# 📈 Inflation Predictor

A data science project focused on predicting inflation rates using historical data from the World Bank. This repository contains code and documentation for the full machine learning pipeline, from data acquisition and preprocessing to model deployment via Streamlit.

### 🔬 Key Processes:

1. **Data Collection** – Fetching datasets from the World Bank API or CSV files.
2. **Data Cleaning** – Handling missing values, formatting inconsistencies, and outliers.
3. **Exploratory Data Analysis** – Understanding distributions, trends, and correlations.
4. **Feature Engineering** – Generating relevant features such as lag variables, rolling averages, and economic ratios.
5. **Model Training** – Training and tuning the XGBoost model using scikit-learn pipelines.
6. **Evaluation** – Measuring performance using RMSE, MAE, and R².
7. **Visualization** – Presenting insights and predictions in a user-friendly format.
8. **Deployment** – Deploying the predictive model using Streamlit.
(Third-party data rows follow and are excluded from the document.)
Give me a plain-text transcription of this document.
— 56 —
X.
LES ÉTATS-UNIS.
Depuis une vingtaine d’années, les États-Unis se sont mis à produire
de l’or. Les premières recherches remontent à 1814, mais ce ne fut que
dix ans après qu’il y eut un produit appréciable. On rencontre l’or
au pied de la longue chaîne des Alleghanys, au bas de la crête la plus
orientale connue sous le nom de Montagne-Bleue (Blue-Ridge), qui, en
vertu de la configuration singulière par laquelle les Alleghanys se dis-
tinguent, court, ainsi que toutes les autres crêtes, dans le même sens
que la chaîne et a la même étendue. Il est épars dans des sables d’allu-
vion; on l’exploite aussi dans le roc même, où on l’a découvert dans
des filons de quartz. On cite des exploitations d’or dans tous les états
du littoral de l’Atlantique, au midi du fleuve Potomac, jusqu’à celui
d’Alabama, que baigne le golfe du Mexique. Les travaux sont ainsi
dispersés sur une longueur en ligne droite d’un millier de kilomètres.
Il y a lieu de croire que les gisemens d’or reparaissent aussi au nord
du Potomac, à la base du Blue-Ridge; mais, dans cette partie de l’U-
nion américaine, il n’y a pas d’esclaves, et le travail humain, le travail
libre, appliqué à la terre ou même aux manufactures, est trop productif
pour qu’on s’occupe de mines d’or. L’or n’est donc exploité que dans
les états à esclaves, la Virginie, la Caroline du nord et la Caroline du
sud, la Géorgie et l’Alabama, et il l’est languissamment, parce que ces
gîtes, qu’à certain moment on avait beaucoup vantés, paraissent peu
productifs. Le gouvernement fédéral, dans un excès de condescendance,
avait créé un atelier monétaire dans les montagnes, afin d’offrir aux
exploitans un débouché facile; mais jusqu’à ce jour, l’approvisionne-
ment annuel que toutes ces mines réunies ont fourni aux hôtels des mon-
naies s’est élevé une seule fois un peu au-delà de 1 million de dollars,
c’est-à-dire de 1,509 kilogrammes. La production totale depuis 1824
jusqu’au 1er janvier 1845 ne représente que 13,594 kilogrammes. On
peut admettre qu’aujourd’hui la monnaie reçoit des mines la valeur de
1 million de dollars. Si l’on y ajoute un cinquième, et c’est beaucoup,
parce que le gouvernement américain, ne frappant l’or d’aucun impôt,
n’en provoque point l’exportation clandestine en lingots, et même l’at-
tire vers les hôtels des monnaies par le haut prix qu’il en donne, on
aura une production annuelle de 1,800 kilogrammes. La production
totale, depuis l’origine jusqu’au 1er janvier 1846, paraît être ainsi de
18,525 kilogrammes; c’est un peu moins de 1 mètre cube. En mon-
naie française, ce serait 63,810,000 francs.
Import the Key Libraries used in the data workflow.

In [3]:
import seaborn as sns 
import matplotlib.pyplot as plt 
import matplotlib.ticker as ticker
from sklearn.model_selection import train_test_split
from sklearn.metrics import mean_absolute_error
import pandas as pd 
import numpy as np 
import streamlit as st 
import xgboost as xgb

Load the data.
This data is a csv file from the world bank showing all the inflation rates from 1960 to 2023.

In [4]:
# Step 1: Load the data
my_data = r"/Users/d/Desktop/world_inflation_data/Sheet 1-API_FP.CPI.TOTL.ZG_DS2_en_csv_v2_122376.csv"
df = pd.read_csv(my_data, skiprows = 4)

Now, because of the shape of the data, we'd have to melt it, such that pandas can easily interpret it.
We are trying to minimise errors.

In [5]:
# Step 2: Reshape / melt the wide format into long format
df_long = df.melt(
    id_vars=["Country Name", "Country Code", "Indicator Name", "Indicator Code"],
    var_name="Year",
    value_name="Inflation"
)

Step 3: Clean the Year column

df_long["Year"] = pd.to_numeric(df_long["Year"], errors="coerce")

What’s happening here?
df_long["Year"]:  This selects the Year column from our DataFrame df_long.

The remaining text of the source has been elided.